私は数学を専攻したせいか、「オタクの定義」のように「定義」という言葉をけっこう気軽に使っている。しかし、世の中一般には、めったに使うことのない、難しい部類の語のように思われているのかもしれない。ならば、というわけで、軽〜く解説してみたい。

あるものを定義するというのは、それがどういうものかを、他のものと区別がつくように、明確に述べることである。要するに「〜とは何か」を述べたものが定義である。試しに「傘」というものを定義してみよう。

「傘とは、戸外で雨に濡れるのを防ぐために、柄の部分を手に持って、シートの部分を頭上に広げて使う用具である」ぐらいに言っておけば、だいたい定義になっている。

ここまでは、そんなに難しくないのではないか。難しいのは、数学で「円」を定義せよ、と言われて、「正確な丸い形」とか「月やスッポンに共通に見られる輪郭の形」と答えたのでは駄目で、「一点から等距離にある点からなる集合」とやらなくてはならないあたりにあるのではなかろうか。なぜ簡単なことをわざわざ難しく言い換える必要があるのか。


ものを定義する際には、原則がいくつかある。まず、定義しようとしているものを、定義の中で使ってはいけない(※)。例えば「傘」を定義するのに「傘状の形をした」なんてやってはいけない。これでは話が回ってしまう。こういうのを「自己撞着」(正確には「自家撞着」)という。

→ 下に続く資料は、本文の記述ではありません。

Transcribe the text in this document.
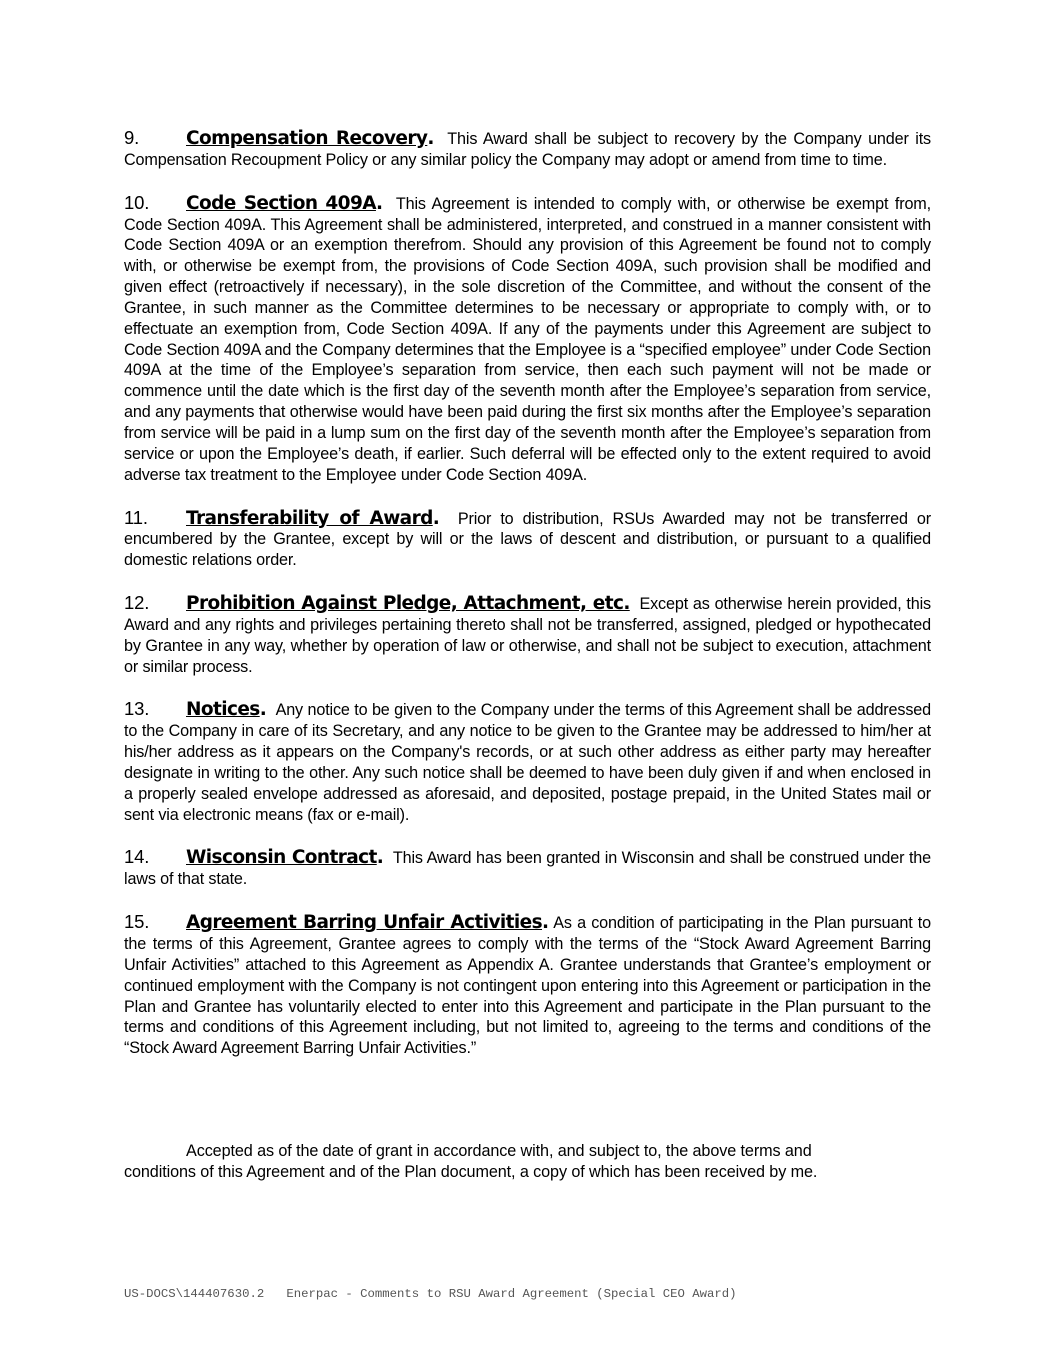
9.	Compensation Recovery. This Award shall be subject to recovery by the Company under its Compensation Recoupment Policy or any similar policy the Company may adopt or amend from time to time.

10. Code Section 409A. This Agreement is intended to comply with, or otherwise be exempt from, Code Section 409A. This Agreement shall be administered, interpreted, and construed in a manner consistent with Code Section 409A or an exemption therefrom. Should any provision of this Agreement be found not to comply with, or otherwise be exempt from, the provisions of Code Section 409A, such provision shall be modified and given effect (retroactively if necessary), in the sole discretion of the Committee, and without the consent of the Grantee, in such manner as the Committee determines to be necessary or appropriate to comply with, or to effectuate an exemption from, Code Section 409A. If any of the payments under this Agreement are subject to Code Section 409A and the Company determines that the Employee is a “specified employee” under Code Section 409A at the time of the Employee’s separation from service, then each such payment will not be made or commence until the date which is the first day of the seventh month after the Employee’s separation from service, and any payments that otherwise would have been paid during the first six months after the Employee’s separation from service will be paid in a lump sum on the first day of the seventh month after the Employee’s separation from service or upon the Employee’s death, if earlier. Such deferral will be effected only to the extent required to avoid adverse tax treatment to the Employee under Code Section 409A.

11. Transferability of Award. Prior to distribution, RSUs Awarded may not be transferred or encumbered by the Grantee, except by will or the laws of descent and distribution, or pursuant to a qualified domestic relations order.

12. Prohibition Against Pledge, Attachment, etc. Except as otherwise herein provided, this Award and any rights and privileges pertaining thereto shall not be transferred, assigned, pledged or hypothecated by Grantee in any way, whether by operation of law or otherwise, and shall not be subject to execution, attachment or similar process.

13. Notices. Any notice to be given to the Company under the terms of this Agreement shall be addressed to the Company in care of its Secretary, and any notice to be given to the Grantee may be addressed to him/her at his/her address as it appears on the Company's records, or at such other address as either party may hereafter designate in writing to the other. Any such notice shall be deemed to have been duly given if and when enclosed in a properly sealed envelope addressed as aforesaid, and deposited, postage prepaid, in the United States mail or sent via electronic means (fax or e-mail).

14. Wisconsin Contract. This Award has been granted in Wisconsin and shall be construed under the laws of that state.

15. Agreement Barring Unfair Activities. As a condition of participating in the Plan pursuant to the terms of this Agreement, Grantee agrees to comply with the terms of the “Stock Award Agreement Barring Unfair Activities” attached to this Agreement as Appendix A. Grantee understands that Grantee’s employment or continued employment with the Company is not contingent upon entering into this Agreement or participation in the Plan and Grantee has voluntarily elected to enter into this Agreement and participate in the Plan pursuant to the terms and conditions of this Agreement including, but not limited to, agreeing to the terms and conditions of the “Stock Award Agreement Barring Unfair Activities.”

Accepted as of the date of grant in accordance with, and subject to, the above terms and
conditions of this Agreement and of the Plan document, a copy of which has been received by me.
US-DOCS\144407630.2 Enerpac - Comments to RSU Award Agreement (Special CEO Award)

※ 例外はある。再帰的(recursive)な定義というのがある。「階乗」を定義するのに「1の階乗は1である。nの階乗は、(n−1)の階乗にnを掛けて得られる数である」と、「階乗」の定義の中で「階乗」を使っているが、これでぎりぎり定義になっている。

ちなみに、「再帰的な論文」というのがある。ある論文の参考文献の欄にその論文自身が参照されているとき、これを再帰的な論文という。そういうのは実際にあった。直接ではないが、一人の著者が同じ論文誌に同時に二本の論文を寄稿していて、それらが相互参照しているのである。これは読み終わることができなくて困った。

論文Aを読んでいると、途中で「論文Bを参照」とあるので、そっちを読み終わってから戻ってこようと論文Bを読み始める。すると途中で「論文Aを参照」とあり、ならばそっちを読み終わってからと思い論文Aに行くと、「論文Bを参照」とあり...。無限ループに陥ってしまった。リセット、リセット。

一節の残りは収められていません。